Ci sono però medici che ritengono si possano fermare in modo efficace molte delle conseguenze più gravi della Covid-19 a casa propria, utilizzando farmaci non raccomandati dalle organizzazioni ufficiali come l’idrossiclorochina. Alcuni di questi medici si sono organizzati prima sui social network e poi in una vera e propria associazione, il Comitato Cure Domiciliari Covid, tramite la quale chiedono che il loro protocollo di cura domiciliare venga riconosciuto ufficialmente.

Si tratta di un’associazione che sui social network è seguita da oltre 100.000 persone e ha fatto molto parlare di sé sui media, quasi sempre positivamente. Sui quotidiani, come in questo articolo del Giorno o questo del Giornale, in cui vengono definiti «eroi» di un «esercito» inascoltato. Ma anche in televisione, come ad esempio nel servizio andato in onda il 9 febbraio 2021 all’interno della trasmissione di Rete4 Fuori dal Coro, con ospite uno dei medici del Comitato, Andrea Mangiagalli, in cui il conduttore Mario Giordano si è schierato fortemente a favore. Un altro medico del Comitato, l’oncologo Luigi Cavanna, il 9 aprile 2020 è stato soggetto di un articolo della rivista americana Time.

Ma è davvero possibile curare la Covid-19 a casa? Che cosa sappiamo sulle terapie proposte dal Comitato Cure Domiciliari? Perché le istituzioni sanitarie come l’Agenzia italiana del farmaco (Aifa) non le raccomandano? E per quale motivo i medici hanno guadagnato così tanta popolarità? Vediamo quali sono i fatti.

Che cos’è il Comitato Cure Domiciliari Covid

Il sito web del Comitato Cure Domiciliari Covid offre una ricostruzione dettagliata della propria storia. Il fondatore del comitato non è un medico ma l’avvocato Erich Grimaldi del Foro di Napoli, che già il 14 marzo 2020 aveva creato il gruppo Facebook “#EsercitoBianco”, concentrato sul supporto agli operatori sanitari impegnati nella lotta contro la Covid-19.
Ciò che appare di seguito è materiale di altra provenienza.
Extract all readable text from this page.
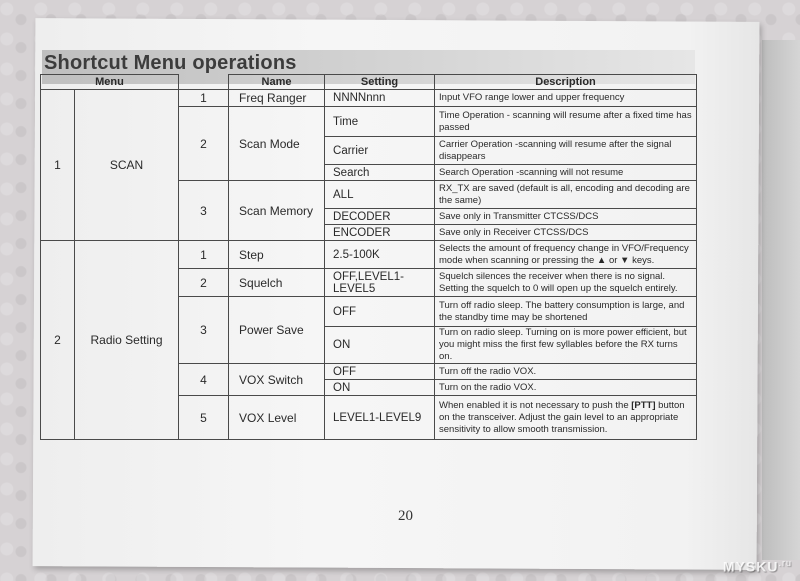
Shortcut Menu operations
Menu			Name	Setting	Description
1	SCAN	1	Freq Ranger	NNNNnnn	Input VFO range lower and upper frequency
		2	Scan Mode	Time	Time Operation - scanning will resume after a fixed time has passed
				Carrier	Carrier Operation -scanning will resume after the signal disappears
				Search	Search Operation -scanning will not resume
		3	Scan Memory	ALL	RX_TX are saved (default is all, encoding and decoding are the same)
				DECODER	Save only in Transmitter CTCSS/DCS
				ENCODER	Save only in Receiver CTCSS/DCS
2	Radio Setting	1	Step	2.5-100K	Selects the amount of frequency change in VFO/Frequency mode when scanning or pressing the ▲ or ▼ keys.
		2	Squelch	OFF,LEVEL1-LEVEL5	Squelch silences the receiver when there is no signal. Setting the squelch to 0 will open up the squelch entirely.
		3	Power Save	OFF	Turn off radio sleep. The battery consumption is large, and the standby time may be shortened
				ON	Turn on radio sleep. Turning on is more power efficient, but you might miss the first few syllables before the RX turns on.
		4	VOX Switch	OFF	Turn off the radio VOX.
				ON	Turn on the radio VOX.
		5	VOX Level	LEVEL1-LEVEL9	When enabled it is not necessary to push the [PTT] button on the transceiver. Adjust the gain level to an appropriate sensitivity to allow smooth transmission.
20
$MYSKU^{.ru}$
Il gruppo si è evoluto in un altro gruppo Facebook fondato il 19 aprile 2020, chiamato “#TerapiaDomiciliareCovid19 in ogni Regione”, dove (secondo il sito web del Comitato) si confrontano medici di varie regioni per coordinarsi sulle terapie domiciliari precoci. È lo stesso periodo in cui i “Medici in Prima Linea” della Lombardia, dal nome del gruppo Whatsapp in cui si coordinavano, hanno inviato una lettera aperta in cui, come primo punto, veniva chiesta l’autorizzazione all’intervento precoce a domicilio usando idrossiclorochina, azitromicina ed eparina. Il primo dei firmatari della lettera era il dottor Andrea Mangiagalli di Pioltello (Milano), che poi sarebbe diventato parte del consiglio scientifico del Comitato e sarebbe entrato in contatto con gli altri medici tramite il gruppo Facebook di Grimaldi.

Nel gruppo Facebook “#TerapiaDomiciliareCovid19”, tuttora molto attivo e che conta oltre 100.000 membri, i post vengono regolarmente pubblicati da numerosi pazienti Covid-19 o sospetti tali, o loro familiari, che vengono messi in contatto con medici disponibili ad assisterli. Dall’esperienza di questo gruppo, a novembre 2020, è nato il Comitato. Questo, oltre a Grimaldi, si compone dall’avvocato Valentina Piraino nel ruolo di vicepresidente, di un consiglio scientifico di sette medici e di una portavoce (Valentina Rigano).

Il Comitato inoltre sarebbe in contatto con medici all’estero, in particolare con medici di Rio de Janeiro (in Brasile le terapie a base di idrossiclorochina e altri farmaci promossi dal Comitato sono molto popolari) e con l’epidemiologo americano Harvey Risch, specializzato in epidemiologia dei tumori e affiliato alla Yale School of Public Health, uno dei pochi medici americani tuttora convinto dei benefici dell’idrossiclorochina e promotore, come vedremo in seguito, di protocolli terapeutici molto simili a quelli del Comitato.

L’azione pubblica più concreta e nota del Comitato è stata l’azione legale che ha costretto l’Agenzia Italiana del Farmaco (Aifa) a permettere l’uso dell’idrossiclorochina nella terapia di Covid-19. Del caso e della sentenza avevamo parlato in questo articolo.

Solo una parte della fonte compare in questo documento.